As medicinal and recreational marijuana become legalized in more states, brands in the category are gaining greater power and legitimacy in the marketing world, with the latest MedMen push standing as what's potentially one of the most extensive campaigns to date in the U.S. around cannabis. Not only is "The New Normal" far reaching, touching across channels from connected TV to digital native content, it also features some advertising heavyweights like Spike Jonze, who's won industry praise for prior work with brands like Apple and Kenzo.
MedMen is looking to highlight the business potential of the cannabis industry, as well as real-life stories of its use to treat conditions like PTSD, which could help to dispel outdated stereotypes associated with the drug.
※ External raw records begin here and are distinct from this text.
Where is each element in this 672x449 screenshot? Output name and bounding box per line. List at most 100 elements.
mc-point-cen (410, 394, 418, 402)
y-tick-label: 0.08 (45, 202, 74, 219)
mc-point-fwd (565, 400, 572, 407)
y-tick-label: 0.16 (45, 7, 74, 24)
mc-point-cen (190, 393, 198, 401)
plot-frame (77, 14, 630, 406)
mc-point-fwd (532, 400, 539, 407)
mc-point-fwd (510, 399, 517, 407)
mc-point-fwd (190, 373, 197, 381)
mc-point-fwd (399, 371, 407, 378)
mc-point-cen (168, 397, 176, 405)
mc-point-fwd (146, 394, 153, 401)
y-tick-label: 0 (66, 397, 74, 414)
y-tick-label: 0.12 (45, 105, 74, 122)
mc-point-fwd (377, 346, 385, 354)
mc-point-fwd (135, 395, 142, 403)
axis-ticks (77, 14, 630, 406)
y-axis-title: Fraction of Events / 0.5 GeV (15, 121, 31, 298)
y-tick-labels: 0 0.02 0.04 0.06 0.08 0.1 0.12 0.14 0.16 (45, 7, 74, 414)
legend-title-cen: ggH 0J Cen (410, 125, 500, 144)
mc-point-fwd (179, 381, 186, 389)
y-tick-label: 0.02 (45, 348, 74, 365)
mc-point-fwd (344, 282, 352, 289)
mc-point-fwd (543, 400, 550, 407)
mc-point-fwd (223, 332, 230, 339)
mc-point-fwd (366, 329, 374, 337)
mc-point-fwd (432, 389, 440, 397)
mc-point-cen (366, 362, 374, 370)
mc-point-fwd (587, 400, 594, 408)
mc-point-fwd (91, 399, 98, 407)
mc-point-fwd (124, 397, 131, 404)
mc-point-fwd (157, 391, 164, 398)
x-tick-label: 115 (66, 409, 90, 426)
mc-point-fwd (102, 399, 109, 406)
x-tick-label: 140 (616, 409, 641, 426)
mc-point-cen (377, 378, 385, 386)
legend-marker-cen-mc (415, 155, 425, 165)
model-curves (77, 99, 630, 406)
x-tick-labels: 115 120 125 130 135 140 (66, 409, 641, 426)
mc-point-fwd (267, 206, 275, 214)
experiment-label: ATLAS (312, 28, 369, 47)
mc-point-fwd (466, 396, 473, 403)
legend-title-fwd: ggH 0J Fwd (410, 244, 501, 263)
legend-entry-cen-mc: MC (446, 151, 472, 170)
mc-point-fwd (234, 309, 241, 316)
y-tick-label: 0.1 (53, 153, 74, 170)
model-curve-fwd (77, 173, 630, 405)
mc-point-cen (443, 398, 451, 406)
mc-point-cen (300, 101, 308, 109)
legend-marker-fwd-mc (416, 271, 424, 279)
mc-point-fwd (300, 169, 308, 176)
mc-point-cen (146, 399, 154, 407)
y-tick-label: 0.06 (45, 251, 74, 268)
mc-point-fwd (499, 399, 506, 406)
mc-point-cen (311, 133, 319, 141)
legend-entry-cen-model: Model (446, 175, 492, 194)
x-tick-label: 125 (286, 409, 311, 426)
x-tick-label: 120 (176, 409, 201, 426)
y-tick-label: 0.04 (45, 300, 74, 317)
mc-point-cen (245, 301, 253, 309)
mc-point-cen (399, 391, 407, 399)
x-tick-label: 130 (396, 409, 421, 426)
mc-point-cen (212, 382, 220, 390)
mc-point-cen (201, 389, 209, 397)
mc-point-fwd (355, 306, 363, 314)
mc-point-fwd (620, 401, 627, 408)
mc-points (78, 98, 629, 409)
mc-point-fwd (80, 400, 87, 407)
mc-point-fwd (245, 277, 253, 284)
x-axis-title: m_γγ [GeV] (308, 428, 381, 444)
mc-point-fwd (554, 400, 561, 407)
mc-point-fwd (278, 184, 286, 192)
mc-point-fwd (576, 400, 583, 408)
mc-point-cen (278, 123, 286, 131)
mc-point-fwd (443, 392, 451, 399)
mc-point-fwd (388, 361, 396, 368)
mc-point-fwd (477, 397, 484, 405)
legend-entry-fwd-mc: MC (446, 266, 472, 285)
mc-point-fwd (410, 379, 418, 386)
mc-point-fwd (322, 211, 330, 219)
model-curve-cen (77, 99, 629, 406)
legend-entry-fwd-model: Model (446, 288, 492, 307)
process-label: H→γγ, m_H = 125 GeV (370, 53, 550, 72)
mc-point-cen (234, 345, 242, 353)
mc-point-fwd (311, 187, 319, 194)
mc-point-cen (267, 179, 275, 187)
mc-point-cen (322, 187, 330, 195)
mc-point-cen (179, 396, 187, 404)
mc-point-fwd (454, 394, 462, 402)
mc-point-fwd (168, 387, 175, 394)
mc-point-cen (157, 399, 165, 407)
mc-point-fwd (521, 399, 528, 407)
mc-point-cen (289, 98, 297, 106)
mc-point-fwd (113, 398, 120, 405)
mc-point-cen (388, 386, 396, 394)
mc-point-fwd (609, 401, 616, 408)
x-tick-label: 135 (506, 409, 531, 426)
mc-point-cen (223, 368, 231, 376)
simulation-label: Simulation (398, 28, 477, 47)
The company has embraced a similar creative strategy in the past, such as through a "Forget Stoner" campaign from last year that spotlighted more diverse marijuana users, like a police officer, teacher and an entrepreneur, per Adweek.
"The New Normal" running on connected TV networks, including CBS Sports, could help amplify reach and awareness. Not all of the networks have been receptive to accepting ad dollars from marijuana advertisers in the past. CBS recently rejected a proposed Super Bowl spot that called for the legalization of medical marijuana from Acreage Holdings. Like MedMen's creative, the commercial focused on the drug's medicinal benefits by showing a veteran with combat injuries and a child who experiences seizures.
A growing number of states allow legal medical marijuana and several others have legalized it for recreational purposes. The majority of Americans, or 62%, support legalized marijuana, according to the Pew Research Center. Consumers are also showing a greater interest in cannabis derivatives, like CBD, or cannabidiol, and hemp, which are available in a variety of products, ranging from coffee to skin care.
More established marketers are tapping into a mainstream acceptance of cannabis-centric products. HBO recently teamed up with experiential company Grandesign to serve free CBD lattes in Brooklyn and Venice Beach, California, in promotion the show "High Maintenance." The events drove about 12,000 in-person impressions from customers walking around with the branded coffee cups and sleeves, as well as 100,000 social media impressions.
Correction: A prior version of this story referenced "The New Normal" as a TV commercial. After the story published, a spokesperson for MedMen clarified that the campaign ultimately did not meet the FCC's television standards.